Por thiago.antunes

Rio - Entre Cardoso Moreira e Italva, é possível atravessar o rio andando, sem molhar os pés. O nível do Rio Muriaé, um dos afluentes do Paraíba do Sul, que abastece boa parte das cidades do Norte e Noroeste Fluminense, já atinge a sua pior cota em pelo menos 30 anos. A longa estiagem que seca os rios da região — como o o Pomba, o Carangola e o Itabapoana — já dura mais de cinco meses e castiga a economia, colocando em risco o abastecimento de leite e derivados e de alimentos.

Dos 19 municípios, São Fidélis, com 42 mil habitantes, é o mais crítico. O município decretou situação de emergência no dia 30 de setembro. Diariamente, 20 caminhões de cana de açúcar são transportados de Campos dos Goytacazes para alimentar o gado, que morre por falta de pasto. Em Itaperuna, maior cidade do Noroeste e importante bacia leiteira, a situação já provoca graves prejuízos.

Em Itaperuna%2C a seca do Rio Muriaé%2C um dos principais afluentes do Paraíba do Sul%2C chega a níveis nunca vistos. Animais pastam no leito do rioFoto do leitor

O secretário de Agricultura do município, Luiz Alberto Azevedo, disse que a produção leiteira sofre uma queda de 40%. Já a produção de olerículas (folhosas e legumes) caiu pelo menos 30%. Principal base econômica de Itaperuna, a pecuária leiteira reúne 1.250 produtores rurais — 90% deles pequenos agricultores familiares —, que fornecem 300 mil litros de leite por dia às fábricas de laticínios da cidade. “Nunca vi situação como essa em mais de 30 anos”, diz.

“Se esta estiagem continuar mais 20 dias, outros municípios podem decretar situação de emergência. É o caso de São João da Barra, São Francisco do Itabapoana e Cardoso Moreira, que são muito castigados. Não é água que falta, é pastagem para os animais”, alerta o cooordenador regional da Defesa Civil Norte, coronel Moacir Pires.

No Rio Muriaé, a situação é tão crítica que nem a Defesa Civil consegue realizar a medição. “As réguas só marcam a partir de 2,10 metros”, completa Pires, responsável pela monitoração dos principais rios que abastecem 42 cidades no Norte e Noroeste Fluminense e também no Sul de Minas Gerais e do Espírito Santo.
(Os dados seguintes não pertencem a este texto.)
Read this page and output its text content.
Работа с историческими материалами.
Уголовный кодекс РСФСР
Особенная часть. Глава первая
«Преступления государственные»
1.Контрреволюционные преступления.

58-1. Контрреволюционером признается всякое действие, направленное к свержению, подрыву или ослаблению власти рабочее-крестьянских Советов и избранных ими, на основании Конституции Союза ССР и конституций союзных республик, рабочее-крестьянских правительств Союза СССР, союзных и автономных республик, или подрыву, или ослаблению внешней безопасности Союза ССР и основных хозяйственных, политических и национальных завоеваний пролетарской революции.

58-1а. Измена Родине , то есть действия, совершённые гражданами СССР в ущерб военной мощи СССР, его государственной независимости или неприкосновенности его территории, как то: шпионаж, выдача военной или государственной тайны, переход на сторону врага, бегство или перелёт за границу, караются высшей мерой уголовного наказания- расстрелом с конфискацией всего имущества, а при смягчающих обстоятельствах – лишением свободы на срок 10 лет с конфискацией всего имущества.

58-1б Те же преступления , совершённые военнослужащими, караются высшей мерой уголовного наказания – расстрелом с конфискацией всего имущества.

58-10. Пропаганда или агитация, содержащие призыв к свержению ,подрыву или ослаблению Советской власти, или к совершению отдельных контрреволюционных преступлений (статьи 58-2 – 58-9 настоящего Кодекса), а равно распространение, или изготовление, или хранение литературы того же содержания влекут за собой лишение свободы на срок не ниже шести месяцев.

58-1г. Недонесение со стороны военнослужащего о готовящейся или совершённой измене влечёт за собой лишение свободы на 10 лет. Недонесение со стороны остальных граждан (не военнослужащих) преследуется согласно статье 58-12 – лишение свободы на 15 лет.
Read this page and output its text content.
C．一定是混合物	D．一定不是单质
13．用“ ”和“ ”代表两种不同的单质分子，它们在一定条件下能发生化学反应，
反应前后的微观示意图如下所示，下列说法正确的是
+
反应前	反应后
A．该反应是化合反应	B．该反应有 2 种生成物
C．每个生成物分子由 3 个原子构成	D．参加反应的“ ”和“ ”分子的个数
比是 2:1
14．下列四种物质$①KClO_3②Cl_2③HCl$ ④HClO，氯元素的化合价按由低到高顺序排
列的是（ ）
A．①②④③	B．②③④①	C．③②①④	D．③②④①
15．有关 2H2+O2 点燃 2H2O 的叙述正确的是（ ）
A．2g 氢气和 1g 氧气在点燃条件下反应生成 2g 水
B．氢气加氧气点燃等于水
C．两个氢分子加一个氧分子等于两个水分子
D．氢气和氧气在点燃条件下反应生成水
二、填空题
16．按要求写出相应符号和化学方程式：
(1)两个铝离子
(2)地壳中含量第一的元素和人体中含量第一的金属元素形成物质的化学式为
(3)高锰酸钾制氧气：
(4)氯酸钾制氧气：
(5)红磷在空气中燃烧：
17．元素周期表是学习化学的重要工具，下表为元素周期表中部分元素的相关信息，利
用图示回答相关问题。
Secretário de Defesa Civil de Itaperuna, o tenente coronel Fabrício de Souza Boa Morte afirma que o nível do Muriaé chegou a 1,5 metro. “A cota está um metro e 20 abaixo da normal, que seria de 2,70 metros para esta época do ano”, diz, ao lembrar que a cota de transbordo é 5,40. “É uma situação muito crítica, estamos instruindo a população para controlar a água, não gastar desnecessariamente”.

Itaperuna já teme risco de falta d’água

Em Campos, a cota normal no Rio Paraíba do Sul, em épocas de estiagem, é de 5,50 a 5,70 metros. Neste sábado, estava em 4,57 metros. Apesar dos baixos níveis nos rios da região, segundo a Defesa Civil, nenhum município está com problema de captação e tratamento de água.

Já o secretário de Gabinete de Itaperuna, Celso Nunes, disse que se não chover em 15 dias haverá desabastecimento. “Ainda não há esse risco, mas se não chover nos próximos 15 dias, vai começar a contenção. A Cedae já está pedindo para economizar e vamos iniciar uma campanha também”, destacou.

Para atenuar os prejuízos aos produtores rurais, a prefeitura tem limpado açudes e ajudado no fornecimento de forragem e transporte para buscar cana em Campos para alimentar o gado. “A situação é preocupante. É necessário chover de 15 a 30 milímetros, e com mais frequência, para amenizar a situação. Mas só existe previsão de chuvas para o próximo mês. Na semana que vem, deve chover terça ou quarta, mas muito pouco, apenas quatro a cinco milímetros”, disse o coronel Moacir Pires, da Defesa Civil.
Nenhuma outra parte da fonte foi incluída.